「翔っ、かけっこ一番だったんだってな」
「うんっ!にーちゃん、俺ねっ、リレーの選手にも選ばれたんだよっ」
「すごいな〜!翔は。にーちゃんの自慢の弟だなっ」
年の差が離れたにーちゃんは、俺が一番を取る度にすげー褒めてくれた。
俺の言うことなんでも聞いてくれるし、優しいし、俺はにーちゃんっ子だった。
でも。
そのにーちゃんが転勤で県外に飛ばされてしまった。
淋しかったけど、高校生にもなって「にーちゃんがいなくて淋しい!」なんて言えないから、学校ではいつも通りにバカやってた。
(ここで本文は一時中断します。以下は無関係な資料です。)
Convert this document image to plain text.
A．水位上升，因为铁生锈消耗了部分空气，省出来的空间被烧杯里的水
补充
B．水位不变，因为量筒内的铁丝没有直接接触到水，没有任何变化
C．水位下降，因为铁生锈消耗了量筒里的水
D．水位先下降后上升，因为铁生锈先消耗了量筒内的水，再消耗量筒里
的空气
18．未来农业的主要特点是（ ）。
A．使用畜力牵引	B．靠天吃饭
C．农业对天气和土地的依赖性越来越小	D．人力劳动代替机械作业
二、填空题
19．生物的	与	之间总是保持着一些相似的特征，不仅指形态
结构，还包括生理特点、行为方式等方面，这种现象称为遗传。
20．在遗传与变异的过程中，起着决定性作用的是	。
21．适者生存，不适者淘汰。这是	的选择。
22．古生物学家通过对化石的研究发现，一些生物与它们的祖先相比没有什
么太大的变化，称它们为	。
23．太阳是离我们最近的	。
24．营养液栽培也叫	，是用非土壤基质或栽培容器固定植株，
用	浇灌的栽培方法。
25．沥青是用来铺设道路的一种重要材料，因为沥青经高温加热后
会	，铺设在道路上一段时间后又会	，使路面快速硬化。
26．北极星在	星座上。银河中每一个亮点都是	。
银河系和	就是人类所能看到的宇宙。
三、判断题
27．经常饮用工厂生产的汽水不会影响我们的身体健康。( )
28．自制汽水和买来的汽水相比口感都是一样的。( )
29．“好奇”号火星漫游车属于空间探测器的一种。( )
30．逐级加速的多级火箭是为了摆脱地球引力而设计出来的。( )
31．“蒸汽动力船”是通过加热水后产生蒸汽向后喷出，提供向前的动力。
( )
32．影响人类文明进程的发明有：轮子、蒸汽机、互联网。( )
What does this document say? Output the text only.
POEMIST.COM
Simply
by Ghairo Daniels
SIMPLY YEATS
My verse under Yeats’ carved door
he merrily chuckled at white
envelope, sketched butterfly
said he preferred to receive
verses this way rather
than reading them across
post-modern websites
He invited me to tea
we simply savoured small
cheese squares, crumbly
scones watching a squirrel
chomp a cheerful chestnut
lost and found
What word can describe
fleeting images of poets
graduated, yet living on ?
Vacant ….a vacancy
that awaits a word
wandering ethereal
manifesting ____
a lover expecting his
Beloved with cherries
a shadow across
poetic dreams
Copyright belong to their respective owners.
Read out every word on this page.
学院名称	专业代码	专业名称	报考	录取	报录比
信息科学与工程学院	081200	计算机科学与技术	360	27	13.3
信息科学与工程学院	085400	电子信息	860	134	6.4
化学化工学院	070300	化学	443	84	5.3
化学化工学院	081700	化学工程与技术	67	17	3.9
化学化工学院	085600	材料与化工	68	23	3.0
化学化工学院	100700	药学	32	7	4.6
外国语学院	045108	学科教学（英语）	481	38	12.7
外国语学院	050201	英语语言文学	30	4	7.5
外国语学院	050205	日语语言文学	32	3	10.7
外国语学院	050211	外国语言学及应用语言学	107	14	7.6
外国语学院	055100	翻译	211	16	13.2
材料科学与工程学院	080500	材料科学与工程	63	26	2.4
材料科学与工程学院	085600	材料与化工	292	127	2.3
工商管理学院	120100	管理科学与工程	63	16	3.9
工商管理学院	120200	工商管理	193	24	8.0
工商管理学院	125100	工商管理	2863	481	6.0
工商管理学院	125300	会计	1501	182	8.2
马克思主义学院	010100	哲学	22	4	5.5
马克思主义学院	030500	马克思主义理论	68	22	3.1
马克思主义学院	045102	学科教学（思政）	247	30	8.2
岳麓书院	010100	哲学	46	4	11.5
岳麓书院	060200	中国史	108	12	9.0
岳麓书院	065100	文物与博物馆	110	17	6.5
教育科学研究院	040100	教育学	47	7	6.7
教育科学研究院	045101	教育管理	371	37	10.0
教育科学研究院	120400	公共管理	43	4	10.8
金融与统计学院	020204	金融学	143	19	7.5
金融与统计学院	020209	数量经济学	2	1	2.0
走ってる間は忘れられるし、弱いトコ見せたくなかった。
―――それなのに。
「お前、なんかあった?」
同中の奴らは気付かなかったのに、出会ってまだ一ヵ月くらいの奴に見抜かれた。
俺にバカジってアダ名をつけた、陣だ。
「なんもねーよ」
「ふーん?」
「なんもねーってばっ!」
「わかった。何もねーんだな」
「……う、うん」
「なら、離せ」
「あ」
俺は無意識のうちに、陣のジャージを掴んでた。
「ご、ごめんっっ」
慌てて手を離すと、陣は俺の背中をバシッと叩いた。
「バカジはバカジらしくしてりゃいいんだよ」
それ聞いた時、俺はコイツになら甘えてもいいんじゃないかなって思えた。
「じーーんっっ」
なんかすげー嬉しくなって陣にガシッと抱きつくと、今度は脇腹を殴られる。
「いってぇ〜」
「犬か、お前は」
「うーー、わうっ」
「バカ犬」
「ほらそこの二人っ!いつまでじゃれてんのっ」
「やべ、あーちゃん先輩だっ」
「バカ犬のせいだからな」
「バカ犬じゃないっ!」
俺が陣に甘えるようになったのはココが始まり。
『翔、にーちゃんいなくて淋しくないか?大丈夫か?』
「大丈夫だよ、にーちゃん。あのねっ、俺の面倒見てくれる奴が出来たんだっ」
『え?!』
「だから、にーちゃん心配しなくて平気だよ」
『…………』
「あれ?にーちゃん?」
『にーちゃん、余計心配になっちゃったよ……』
「う?」
なぜかにーちゃんが心配性になったのもココが始まり。